Plans to bring together passwords and authentication for internet services on to a single platform are being developed by global telecoms groups, as they look to cement the mobile phone as the centre of digital life.
More than 16 telecoms groups, including France’s Orange, Telenor of Norway and the United Arab Emirates’ Etisalat, have signed up to “mobile connect”. This is a plan being developed by the GSMA, the trade organisation for the global telecoms industry, to provide users with a digital identity tied to their mobile phone.
Speaking at the Mobile World Congress in Barcelona, Jon Fredrik Baksaas, chief executive of Telenor, said that the mobile phone would be able to provide a single, secure sign-in for digital services in future, which would mean the end of multiple passwords for apps and internet services such as banking. He added that more than 1bn users could be connected to the web via mobile devices by the end of next year.
So-called mobile identity is one of several projects being developed in the industry to reinforce the position of network operators, which have already suffered an erosion of their traditional communications businesses by the rise of large US technology groups such as Facebook and Google.

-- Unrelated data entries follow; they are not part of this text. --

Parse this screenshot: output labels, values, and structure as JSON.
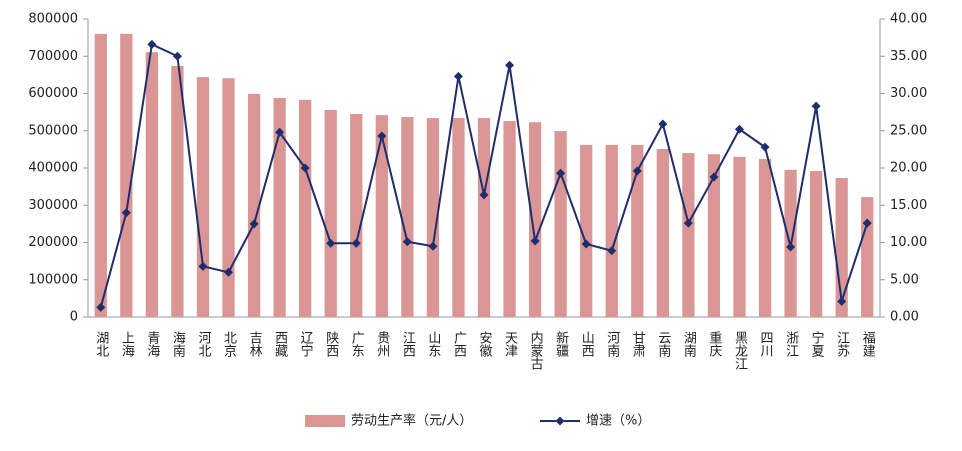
{
  "chart_data": {
    "type": "bar-line",
    "categories": [
      "湖北",
      "上海",
      "青海",
      "海南",
      "河北",
      "北京",
      "吉林",
      "西藏",
      "辽宁",
      "陕西",
      "广东",
      "贵州",
      "江西",
      "山东",
      "广西",
      "安徽",
      "天津",
      "内蒙古",
      "新疆",
      "山西",
      "河南",
      "甘肃",
      "云南",
      "湖南",
      "重庆",
      "黑龙江",
      "四川",
      "浙江",
      "宁夏",
      "江苏",
      "福建"
    ],
    "series": [
      {
        "name": "劳动生产率（元/人）",
        "type": "bar",
        "color": "#d99694",
        "values": [
          760000,
          760000,
          711000,
          674000,
          644000,
          641000,
          599000,
          588000,
          583000,
          556000,
          545000,
          542000,
          537000,
          534000,
          534000,
          534000,
          526000,
          523000,
          499000,
          462000,
          462000,
          462000,
          451000,
          440000,
          437000,
          430000,
          424000,
          395000,
          392000,
          373000,
          322000
        ]
      },
      {
        "name": "增速（%）",
        "type": "line",
        "axis": "y2",
        "color": "#1f2d6b",
        "values": [
          1.3,
          14.0,
          36.6,
          35.0,
          6.8,
          6.0,
          12.5,
          24.8,
          20.0,
          9.9,
          9.9,
          24.3,
          10.1,
          9.5,
          32.3,
          16.4,
          33.8,
          10.2,
          19.3,
          9.8,
          8.9,
          19.6,
          25.9,
          12.6,
          18.8,
          25.2,
          22.8,
          9.4,
          28.3,
          2.1,
          12.6
        ]
      }
    ],
    "ylim": [
      0,
      800000
    ],
    "yticks": [
      0,
      100000,
      200000,
      300000,
      400000,
      500000,
      600000,
      700000,
      800000
    ],
    "y2lim": [
      0,
      40
    ],
    "y2ticks": [
      {
        "value": 0,
        "label": "0.00"
      },
      {
        "value": 5,
        "label": "5.00"
      },
      {
        "value": 10,
        "label": "10.00"
      },
      {
        "value": 15,
        "label": "15.00"
      },
      {
        "value": 20,
        "label": "20.00"
      },
      {
        "value": 25,
        "label": "25.00"
      },
      {
        "value": 30,
        "label": "30.00"
      },
      {
        "value": 35,
        "label": "35.00"
      },
      {
        "value": 40,
        "label": "40.00"
      }
    ],
    "legend": "bottom"
  }
}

At the Barcelona event, the world's largest telecoms groups also revealed advanced plans to create a digital SIM card that will mean the end of the small squares of plastic that are commonly needed to provide connectivity. A similar technology has already been launched by Apple but has not been supported by many network carriers.
Telecoms groups are also using the show to demonstrate how they plan to take control of internet services for customers through their cloud-based platforms. This would mean, for example, that traditional set-top TV boxes would be replaced by cloud TV services, provided by groups such as Deutsche Telekom over their high speed fibre and mobile networks.
Such projects reflect the desire among mobile network operators to reinforce their importance to customers, which are increasingly turning to internet groups to supply key services such as communications and TV.